How TOTP Codes Actually Work
A shared secret plus the clock
When you scan a 2FA QR code, the site hands your authenticator app a secret key. From then on, the app computes a 6-digit code from that secret and the current time using the TOTP algorithm (RFC 6238, built on HMAC from RFC 4226). The server holds the same secret and does the same maths - If the codes match, you're in. Nothing travels over the network until you type the code, which is why TOTP works in airplane mode.
Why codes expire every 30 seconds
The time input is rounded to 30-second windows, so each code is valid only briefly (servers typically accept one window either side to absorb clock drift). A phished code is therefore useful to an attacker for under a minute - Vastly better than a static password, though not as phishing-proof as a hardware key, which verifies the site's identity cryptographically before answering at all.
Step by Step: Enabling TOTP on Any Account
| Step | Action |
|---|---|
| 1 | Install an authenticator app - Aegis or Google Authenticator (Android), Raivo or Google Authenticator (iOS), or your password manager's built-in TOTP feature |
| 2 | In the account's settings, find Security → Two-Factor Authentication (sometimes "2-Step Verification" or "MFA") and choose Authenticator app |
| 3 | Scan the QR code with the app - It will immediately start showing 6-digit codes for that account |
| 4 | Type the current code back into the site to confirm the pairing |
| 5 | Save the backup codes the site offers - Print them or store them in your password manager, not in screenshots on the same phone |
| 6 | Log out and back in once to verify the flow works before you forget the recovery details |
When You Lose Your Second Factor
Phones break and keys get lost - Recovery planning is part of 2FA. Backup codes are the universal answer; a second hardware key kept at home is the robust one; and TOTP apps with encrypted cloud backup (or export/import) let you migrate to a new phone in minutes. What to avoid: SMS as your only fallback (it reintroduces the SIM-swap weakness the stronger factor was protecting against) and email fallback on an account whose email itself lacks 2FA. Pair all of this with a strong, unique password - See how to create a strong password and test candidates with the password strength checker - And check whether your existing credentials have already leaked with the breach check tool.
What This Means for You
Stolen and reused passwords - Not exotic hacking - Are how most accounts fall, and 2FA breaks exactly that attack. You do not need to secure everything at once: enable it on your email first (it can reset every other account), then your password manager, then finance. A TOTP app costs nothing and removes the SIM-swap risk of SMS; a pair of hardware keys removes phishing risk almost entirely. Whichever tier you choose, store the backup codes the moment they are shown - The single most common 2FA disaster is self-lockout, and it is entirely preventable.

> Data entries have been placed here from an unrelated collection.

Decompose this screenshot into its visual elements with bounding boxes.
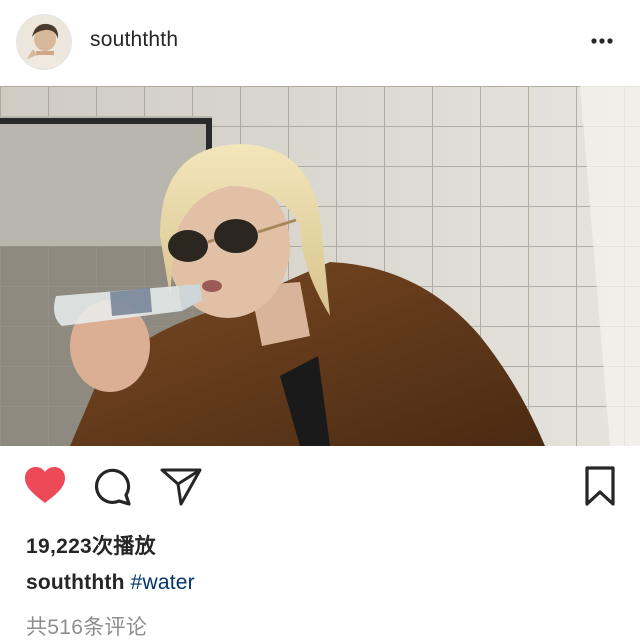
post-video[interactable]: [0, 86, 640, 446]
paper-plane-icon[interactable]: [157, 462, 205, 510]
view-comments-link[interactable]: 共516条评论: [26, 611, 147, 640]
caption-username[interactable]: souththth: [26, 571, 125, 594]
more-options-icon[interactable]: [585, 30, 619, 52]
bookmark-icon[interactable]: [576, 462, 624, 510]
post-caption: souththth #water: [26, 571, 195, 595]
avatar[interactable]: [16, 14, 72, 70]
action-bar: [0, 462, 640, 514]
post-username[interactable]: souththth: [90, 28, 178, 52]
caption-hashtag[interactable]: #water: [131, 571, 195, 594]
view-count: 19,223次播放: [26, 535, 156, 558]
heart-filled-icon[interactable]: [21, 462, 69, 510]
comment-bubble-icon[interactable]: [89, 462, 137, 510]
post-header: souththth: [0, 0, 640, 85]
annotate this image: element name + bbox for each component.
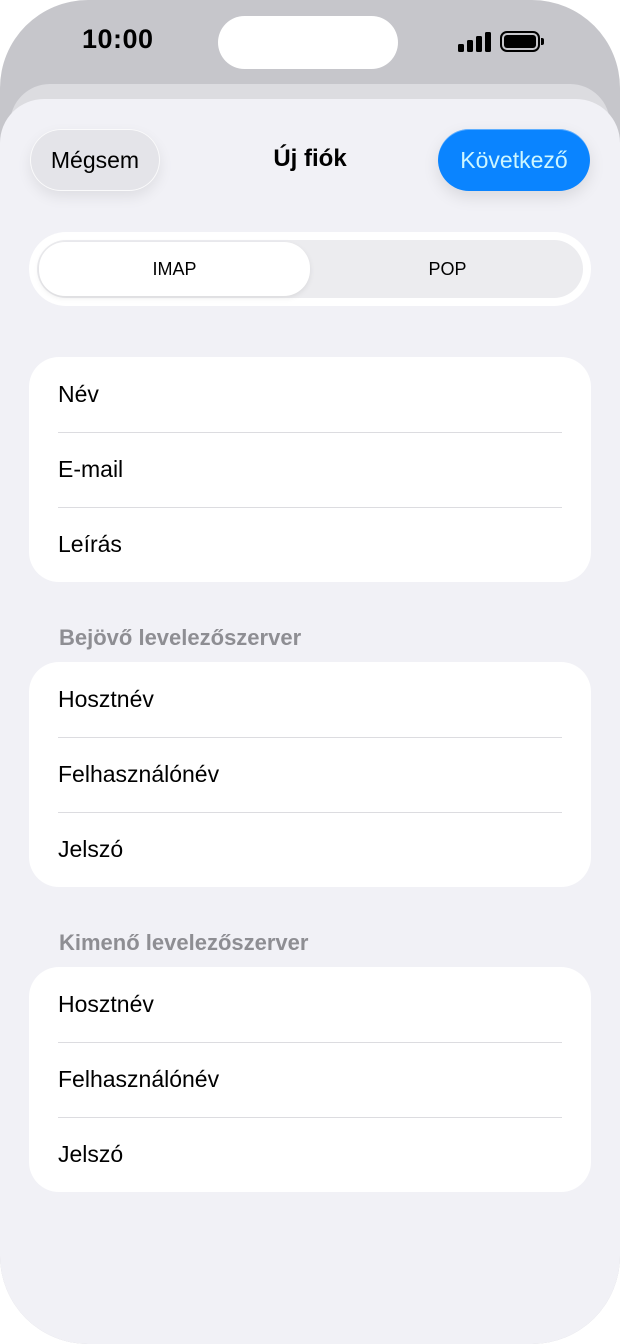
outgoing-server-group: Hosztnév Felhasználónév Jelszó [29,967,591,1192]
cancel-button[interactable]: Mégsem [30,129,160,191]
new-account-sheet: Mégsem Új fiók Következő IMAP POP Név E-… [0,99,620,1344]
page-title: Új fiók [273,145,347,172]
incoming-hostname-field[interactable]: Hosztnév [29,662,591,737]
email-field[interactable]: E-mail [29,432,591,507]
name-field[interactable]: Név [29,357,591,432]
next-button[interactable]: Következő [438,129,590,191]
phone-screen: 10:00 Mégsem Új fiók Következő IMAP POP … [0,0,620,1344]
outgoing-password-field[interactable]: Jelszó [29,1117,591,1192]
status-time: 10:00 [82,24,154,54]
description-field[interactable]: Leírás [29,507,591,582]
cellular-signal-icon [458,32,492,52]
incoming-server-group: Hosztnév Felhasználónév Jelszó [29,662,591,887]
outgoing-username-field[interactable]: Felhasználónév [29,1042,591,1117]
account-type-segmented-control: IMAP POP [29,232,591,306]
segment-track: IMAP POP [37,240,583,298]
incoming-username-field[interactable]: Felhasználónév [29,737,591,812]
account-info-group: Név E-mail Leírás [29,357,591,582]
status-bar: 10:00 [0,0,620,86]
dynamic-island [218,16,398,69]
outgoing-hostname-field[interactable]: Hosztnév [29,967,591,1042]
battery-full-icon [500,31,544,52]
segment-imap[interactable]: IMAP [39,242,310,296]
segment-pop[interactable]: POP [312,240,583,298]
incoming-server-header: Bejövő levelezőszerver [59,625,302,650]
incoming-password-field[interactable]: Jelszó [29,812,591,887]
outgoing-server-header: Kimenő levelezőszerver [59,930,309,955]
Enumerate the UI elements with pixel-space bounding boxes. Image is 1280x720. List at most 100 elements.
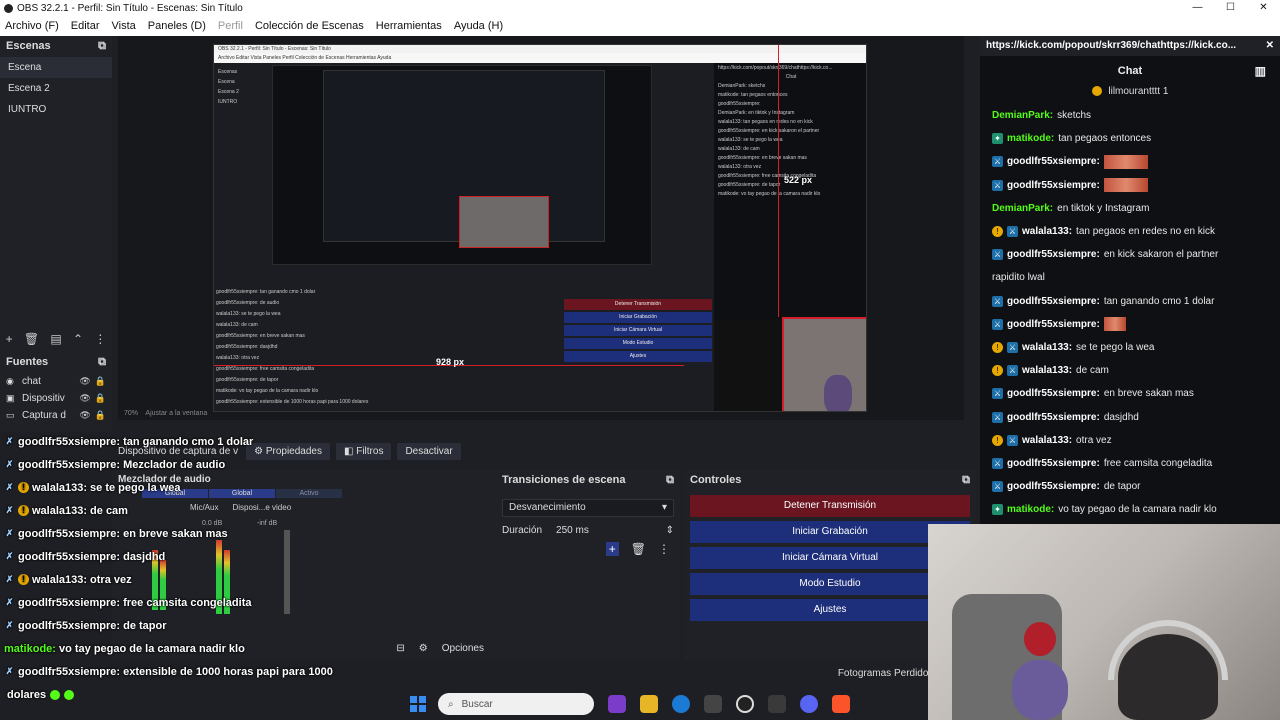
sword-badge-icon: ✗ (5, 620, 14, 630)
minimize-button[interactable]: — (1181, 0, 1214, 16)
undock-icon[interactable]: ⧉ (98, 40, 106, 53)
chat-username[interactable]: goodlfr55xsiempre: (1007, 296, 1100, 307)
selected-webcam-source[interactable] (782, 317, 866, 411)
up-arrow-icon[interactable]: ⌃ (73, 332, 83, 346)
undock-icon[interactable]: ⧉ (98, 356, 106, 369)
close-button[interactable]: ✕ (1247, 0, 1280, 16)
chat-message-text: tan pegaos entonces (1058, 133, 1152, 145)
edge-icon[interactable] (672, 695, 690, 713)
sources-dock: Fuentes ⧉ ◉ chat 👁 🔒 ▣ Dispositiv 👁 🔒 ▭ … (0, 352, 112, 432)
chat-username[interactable]: goodlfr55xsiempre: (1007, 481, 1100, 492)
status-bar: Fotogramas Perdidos 0 (0.0%) (837, 668, 974, 679)
fit-window-label[interactable]: Ajustar a la ventana (145, 410, 207, 417)
obs-logo-icon (4, 3, 13, 13)
transitions-dock: Transiciones de escena ⧉ Desvanecimiento… (496, 470, 680, 660)
undock-icon[interactable]: ⧉ (666, 474, 674, 487)
filter-icon[interactable]: ▤ (50, 332, 61, 346)
chat-username[interactable]: goodlfr55xsiempre: (1007, 180, 1100, 191)
lock-icon[interactable]: 🔒 (95, 410, 106, 421)
nested-chat-line: goodlfr55xsiempre: (718, 101, 761, 107)
chat-username[interactable]: DemianPark: (992, 110, 1053, 121)
menu-editar[interactable]: Editar (71, 20, 100, 32)
chat-username[interactable]: goodlfr55xsiempre: (1007, 156, 1100, 167)
chat-username[interactable]: walala133: (1022, 226, 1072, 237)
chat-username[interactable]: goodlfr55xsiempre: (1007, 458, 1100, 469)
scenes-dock: Escenas ⧉ Escena Escena 2 IUNTRO + 🗑 ▤ ⌃… (0, 36, 112, 356)
trash-icon[interactable]: 🗑 (24, 332, 39, 346)
eye-icon[interactable]: 👁 (79, 376, 90, 387)
undock-icon[interactable]: ⧉ (962, 474, 970, 487)
menu-coleccion[interactable]: Colección de Escenas (255, 20, 364, 32)
windows-start-icon[interactable] (410, 696, 426, 712)
eye-icon[interactable]: 👁 (79, 410, 90, 421)
scene-item[interactable]: Escena 2 (0, 78, 112, 99)
lock-icon[interactable]: 🔒 (95, 393, 106, 404)
menu-ayuda[interactable]: Ayuda (H) (454, 20, 503, 32)
store-icon[interactable] (704, 695, 722, 713)
chat-message: ⚔ goodlfr55xsiempre: (980, 150, 1280, 173)
taskbar-search[interactable]: ⌕ Buscar (438, 693, 594, 715)
sword-badge-icon: ⚔ (992, 457, 1003, 469)
scenes-title: Escenas (6, 40, 51, 52)
menu-paneles[interactable]: Paneles (D) (148, 20, 206, 32)
brave-icon[interactable] (832, 695, 850, 713)
transitions-title: Transiciones de escena (502, 474, 626, 486)
more-icon[interactable]: ⋮ (658, 542, 670, 556)
source-item[interactable]: ◉ chat 👁 🔒 (0, 373, 112, 390)
chat-username[interactable]: goodlfr55xsiempre: (1007, 412, 1100, 423)
close-icon[interactable]: ✕ (1266, 40, 1274, 52)
lock-icon[interactable]: 🔒 (95, 376, 106, 387)
more-icon[interactable]: ⋮ (94, 332, 106, 346)
warning-badge-icon: ! (992, 365, 1003, 377)
stepper-icon[interactable]: ⇕ (666, 525, 674, 536)
menu-perfil[interactable]: Perfil (218, 20, 243, 32)
add-icon[interactable]: + (6, 332, 13, 346)
chat-settings-icon[interactable]: ▥ (1255, 56, 1266, 86)
chat-message-text: de cam (90, 504, 128, 517)
maximize-button[interactable]: ☐ (1214, 0, 1247, 16)
eye-icon[interactable]: 👁 (79, 393, 90, 404)
chat-message-text: vo tay pegao de la camara nadir klo (58, 642, 245, 655)
chat-username[interactable]: walala133: (1022, 365, 1072, 376)
sword-badge-icon: ⚔ (992, 249, 1003, 261)
warning-badge-icon: ! (18, 574, 29, 585)
chat-username[interactable]: goodlfr55xsiempre: (1007, 319, 1100, 330)
overlay-chat-line: ✗! walala133: otra vez (0, 568, 480, 591)
trash-icon[interactable]: 🗑 (631, 542, 646, 556)
duration-input[interactable]: 250 ms (556, 525, 666, 536)
discord-icon[interactable] (800, 695, 818, 713)
nested-control-buttons: Detener Transmisión Iniciar Grabación In… (564, 299, 712, 364)
sword-badge-icon: ⚔ (992, 481, 1003, 493)
stop-stream-button[interactable]: Detener Transmisión (690, 495, 970, 517)
add-icon[interactable]: + (605, 542, 619, 556)
chat-username[interactable]: walala133: (1022, 342, 1072, 353)
scene-item[interactable]: Escena (0, 57, 112, 78)
chat-message-text: se te pego la wea (1076, 341, 1155, 353)
chat-username[interactable]: DemianPark: (992, 203, 1053, 214)
source-item[interactable]: ▭ Captura d 👁 🔒 (0, 407, 112, 424)
chat-username[interactable]: matikode: (1007, 133, 1054, 144)
obs-icon[interactable] (736, 695, 754, 713)
app-icon[interactable] (608, 695, 626, 713)
nested-chat-line: matikode: tan pegaos entonces (718, 92, 788, 98)
menu-archivo[interactable]: Archivo (F) (5, 20, 59, 32)
folder-icon[interactable] (640, 695, 658, 713)
chat-message-text: dasjdhd (1103, 411, 1139, 423)
scene-item[interactable]: IUNTRO (0, 99, 112, 120)
zoom-level[interactable]: 70% (124, 410, 138, 417)
chevron-down-icon: ▾ (661, 502, 667, 513)
chat-username[interactable]: matikode: (1007, 504, 1054, 515)
menu-vista[interactable]: Vista (112, 20, 136, 32)
app-icon[interactable] (768, 695, 786, 713)
chat-username[interactable]: goodlfr55xsiempre: (1007, 388, 1100, 399)
nested-window-title: OBS 32.2.1 - Perfil: Sin Título - Escena… (214, 45, 866, 53)
nested-line: walala133: de cam (216, 322, 258, 328)
preview-area[interactable]: OBS 32.2.1 - Perfil: Sin Título - Escena… (118, 36, 964, 420)
preview-canvas[interactable]: OBS 32.2.1 - Perfil: Sin Título - Escena… (213, 44, 867, 412)
source-item[interactable]: ▣ Dispositiv 👁 🔒 (0, 390, 112, 407)
menu-herramientas[interactable]: Herramientas (376, 20, 442, 32)
sword-badge-icon: ⚔ (1007, 226, 1018, 238)
transition-select[interactable]: Desvanecimiento ▾ (502, 499, 674, 517)
chat-username[interactable]: goodlfr55xsiempre: (1007, 249, 1100, 260)
chat-username[interactable]: walala133: (1022, 435, 1072, 446)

Frequently Asked Questions
Is SMS two-factor authentication still worth using?
Yes, if it is the only option - It still defeats bulk password-stuffing attacks. But SMS codes can be intercepted through SIM-swapping and SS7 weaknesses, so for email, banking, and crypto accounts, switch to an authenticator app or hardware key whenever the site supports one.

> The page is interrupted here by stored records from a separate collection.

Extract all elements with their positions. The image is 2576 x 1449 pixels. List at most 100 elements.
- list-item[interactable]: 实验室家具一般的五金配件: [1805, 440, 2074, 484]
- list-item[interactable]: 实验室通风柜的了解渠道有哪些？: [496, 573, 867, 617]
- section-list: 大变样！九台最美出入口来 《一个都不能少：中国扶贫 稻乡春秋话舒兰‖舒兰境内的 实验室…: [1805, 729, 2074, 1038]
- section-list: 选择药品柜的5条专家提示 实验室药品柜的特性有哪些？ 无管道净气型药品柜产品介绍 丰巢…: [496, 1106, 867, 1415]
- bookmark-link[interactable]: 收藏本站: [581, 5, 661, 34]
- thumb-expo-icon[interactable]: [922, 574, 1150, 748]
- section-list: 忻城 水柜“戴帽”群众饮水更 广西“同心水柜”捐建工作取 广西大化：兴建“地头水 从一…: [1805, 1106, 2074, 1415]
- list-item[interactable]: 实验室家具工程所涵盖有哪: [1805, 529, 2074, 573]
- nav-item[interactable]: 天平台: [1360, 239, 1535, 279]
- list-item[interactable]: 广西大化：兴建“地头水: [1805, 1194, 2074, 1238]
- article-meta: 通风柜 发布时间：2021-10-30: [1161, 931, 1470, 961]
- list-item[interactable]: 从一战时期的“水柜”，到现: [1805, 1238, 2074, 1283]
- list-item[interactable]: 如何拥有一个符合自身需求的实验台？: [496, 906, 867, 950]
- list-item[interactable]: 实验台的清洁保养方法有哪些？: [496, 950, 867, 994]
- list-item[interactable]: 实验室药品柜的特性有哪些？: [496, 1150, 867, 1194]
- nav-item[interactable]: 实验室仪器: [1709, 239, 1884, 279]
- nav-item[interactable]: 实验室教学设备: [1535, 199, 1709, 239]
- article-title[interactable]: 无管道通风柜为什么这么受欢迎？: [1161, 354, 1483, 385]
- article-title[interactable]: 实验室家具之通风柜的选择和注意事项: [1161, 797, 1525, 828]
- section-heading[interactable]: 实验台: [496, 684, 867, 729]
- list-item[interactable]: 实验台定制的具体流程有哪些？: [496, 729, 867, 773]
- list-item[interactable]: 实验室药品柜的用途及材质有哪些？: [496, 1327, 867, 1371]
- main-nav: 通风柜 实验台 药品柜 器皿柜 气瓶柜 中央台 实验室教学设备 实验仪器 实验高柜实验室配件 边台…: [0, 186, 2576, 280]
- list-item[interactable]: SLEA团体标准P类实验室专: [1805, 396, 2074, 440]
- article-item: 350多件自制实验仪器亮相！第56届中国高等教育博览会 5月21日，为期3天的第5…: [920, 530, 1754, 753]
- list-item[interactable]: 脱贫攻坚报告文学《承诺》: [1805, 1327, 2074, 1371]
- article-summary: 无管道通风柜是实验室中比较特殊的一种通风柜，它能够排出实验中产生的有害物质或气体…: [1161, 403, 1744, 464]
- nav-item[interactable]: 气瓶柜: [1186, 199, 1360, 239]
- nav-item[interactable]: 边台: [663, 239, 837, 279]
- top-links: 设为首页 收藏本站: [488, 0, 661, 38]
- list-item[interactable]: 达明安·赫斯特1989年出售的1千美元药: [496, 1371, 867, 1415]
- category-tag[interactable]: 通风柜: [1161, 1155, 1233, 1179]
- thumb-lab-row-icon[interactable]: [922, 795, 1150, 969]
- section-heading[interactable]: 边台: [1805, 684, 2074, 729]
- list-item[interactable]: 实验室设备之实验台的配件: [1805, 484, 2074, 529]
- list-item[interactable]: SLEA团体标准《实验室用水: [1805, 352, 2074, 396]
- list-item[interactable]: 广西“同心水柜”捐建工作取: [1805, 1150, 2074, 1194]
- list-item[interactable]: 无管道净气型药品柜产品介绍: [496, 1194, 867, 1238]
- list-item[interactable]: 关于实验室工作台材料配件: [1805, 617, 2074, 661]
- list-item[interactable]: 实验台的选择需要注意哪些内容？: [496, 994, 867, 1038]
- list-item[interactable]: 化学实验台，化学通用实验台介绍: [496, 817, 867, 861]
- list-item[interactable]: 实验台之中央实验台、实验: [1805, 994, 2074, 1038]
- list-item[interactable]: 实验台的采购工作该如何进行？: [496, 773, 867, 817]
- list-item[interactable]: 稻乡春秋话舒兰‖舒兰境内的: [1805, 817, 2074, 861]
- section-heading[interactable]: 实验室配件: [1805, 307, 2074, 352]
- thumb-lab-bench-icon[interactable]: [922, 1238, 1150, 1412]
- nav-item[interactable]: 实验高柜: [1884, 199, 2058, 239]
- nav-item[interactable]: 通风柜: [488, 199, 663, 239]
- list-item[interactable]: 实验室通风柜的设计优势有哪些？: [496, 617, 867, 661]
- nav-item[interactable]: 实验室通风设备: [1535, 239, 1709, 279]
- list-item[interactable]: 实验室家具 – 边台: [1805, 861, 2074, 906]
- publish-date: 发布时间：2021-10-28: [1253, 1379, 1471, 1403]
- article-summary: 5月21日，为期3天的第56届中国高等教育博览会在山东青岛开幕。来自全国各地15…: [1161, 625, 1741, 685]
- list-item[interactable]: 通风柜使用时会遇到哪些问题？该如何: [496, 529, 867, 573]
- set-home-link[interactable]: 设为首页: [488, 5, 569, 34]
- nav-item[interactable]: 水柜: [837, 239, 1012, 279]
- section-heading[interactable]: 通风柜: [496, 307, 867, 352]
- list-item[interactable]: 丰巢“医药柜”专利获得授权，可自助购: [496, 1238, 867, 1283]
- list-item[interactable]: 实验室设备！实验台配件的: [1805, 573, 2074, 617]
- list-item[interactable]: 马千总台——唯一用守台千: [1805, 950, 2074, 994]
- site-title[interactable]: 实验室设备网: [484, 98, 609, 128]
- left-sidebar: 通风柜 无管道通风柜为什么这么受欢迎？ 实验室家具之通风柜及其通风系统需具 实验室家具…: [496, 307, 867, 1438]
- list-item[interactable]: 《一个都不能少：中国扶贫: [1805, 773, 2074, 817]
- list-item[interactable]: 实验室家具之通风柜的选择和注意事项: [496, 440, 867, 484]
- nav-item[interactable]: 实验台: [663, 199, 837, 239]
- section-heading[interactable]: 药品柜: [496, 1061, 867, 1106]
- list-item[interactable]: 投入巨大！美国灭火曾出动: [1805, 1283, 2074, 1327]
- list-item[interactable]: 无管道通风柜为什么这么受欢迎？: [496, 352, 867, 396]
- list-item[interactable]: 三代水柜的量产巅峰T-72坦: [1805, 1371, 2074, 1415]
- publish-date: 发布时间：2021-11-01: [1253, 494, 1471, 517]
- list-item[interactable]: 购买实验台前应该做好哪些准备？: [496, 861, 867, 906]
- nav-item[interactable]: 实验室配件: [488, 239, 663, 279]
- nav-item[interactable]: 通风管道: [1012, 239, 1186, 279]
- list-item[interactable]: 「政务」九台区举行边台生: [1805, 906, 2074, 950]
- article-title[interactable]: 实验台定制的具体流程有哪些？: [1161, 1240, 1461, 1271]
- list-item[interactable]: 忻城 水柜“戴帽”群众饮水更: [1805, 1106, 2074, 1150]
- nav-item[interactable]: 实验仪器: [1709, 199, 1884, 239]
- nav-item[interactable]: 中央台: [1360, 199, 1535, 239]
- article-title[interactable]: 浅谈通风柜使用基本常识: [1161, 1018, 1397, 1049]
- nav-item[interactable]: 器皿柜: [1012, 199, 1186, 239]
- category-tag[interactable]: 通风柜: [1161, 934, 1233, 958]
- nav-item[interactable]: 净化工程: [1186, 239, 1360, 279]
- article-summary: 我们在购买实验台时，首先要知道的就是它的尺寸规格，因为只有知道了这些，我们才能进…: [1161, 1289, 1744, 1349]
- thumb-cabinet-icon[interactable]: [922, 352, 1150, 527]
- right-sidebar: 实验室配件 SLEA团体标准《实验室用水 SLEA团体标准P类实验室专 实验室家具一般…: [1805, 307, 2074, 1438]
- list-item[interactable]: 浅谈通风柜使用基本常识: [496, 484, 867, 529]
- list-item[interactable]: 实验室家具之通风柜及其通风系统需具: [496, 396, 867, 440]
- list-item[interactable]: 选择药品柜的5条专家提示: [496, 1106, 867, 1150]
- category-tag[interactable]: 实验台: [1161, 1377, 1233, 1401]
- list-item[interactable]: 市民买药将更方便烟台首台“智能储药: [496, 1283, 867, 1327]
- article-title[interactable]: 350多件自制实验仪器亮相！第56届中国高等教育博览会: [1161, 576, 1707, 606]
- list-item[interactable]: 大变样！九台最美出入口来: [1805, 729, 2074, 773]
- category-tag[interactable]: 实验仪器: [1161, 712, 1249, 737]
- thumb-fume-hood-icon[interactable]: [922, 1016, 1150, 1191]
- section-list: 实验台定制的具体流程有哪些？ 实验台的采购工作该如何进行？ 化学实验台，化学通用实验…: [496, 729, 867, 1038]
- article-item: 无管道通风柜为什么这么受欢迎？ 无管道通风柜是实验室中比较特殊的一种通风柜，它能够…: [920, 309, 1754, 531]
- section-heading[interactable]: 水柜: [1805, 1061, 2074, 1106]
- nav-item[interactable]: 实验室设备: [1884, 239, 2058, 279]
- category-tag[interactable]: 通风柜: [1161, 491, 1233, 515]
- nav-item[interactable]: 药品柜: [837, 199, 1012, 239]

What happens to my 2FA codes if I lose my phone?
The accounts remain locked to anyone without your second factor - Including you. That is what backup codes are for: each site issues single-use recovery codes when you enable 2FA. Store them in a password manager or printed somewhere safe, and prefer authenticator apps that support encrypted backups or export.
What is the difference between 2FA and a passkey?
2FA adds a second check on top of your password. A passkey (WebAuthn) replaces the password entirely with a cryptographic key pair stored on your device and unlocked by biometrics or a PIN - Phishing-resistant by design, because the key only answers the genuine site. Many services now offer both.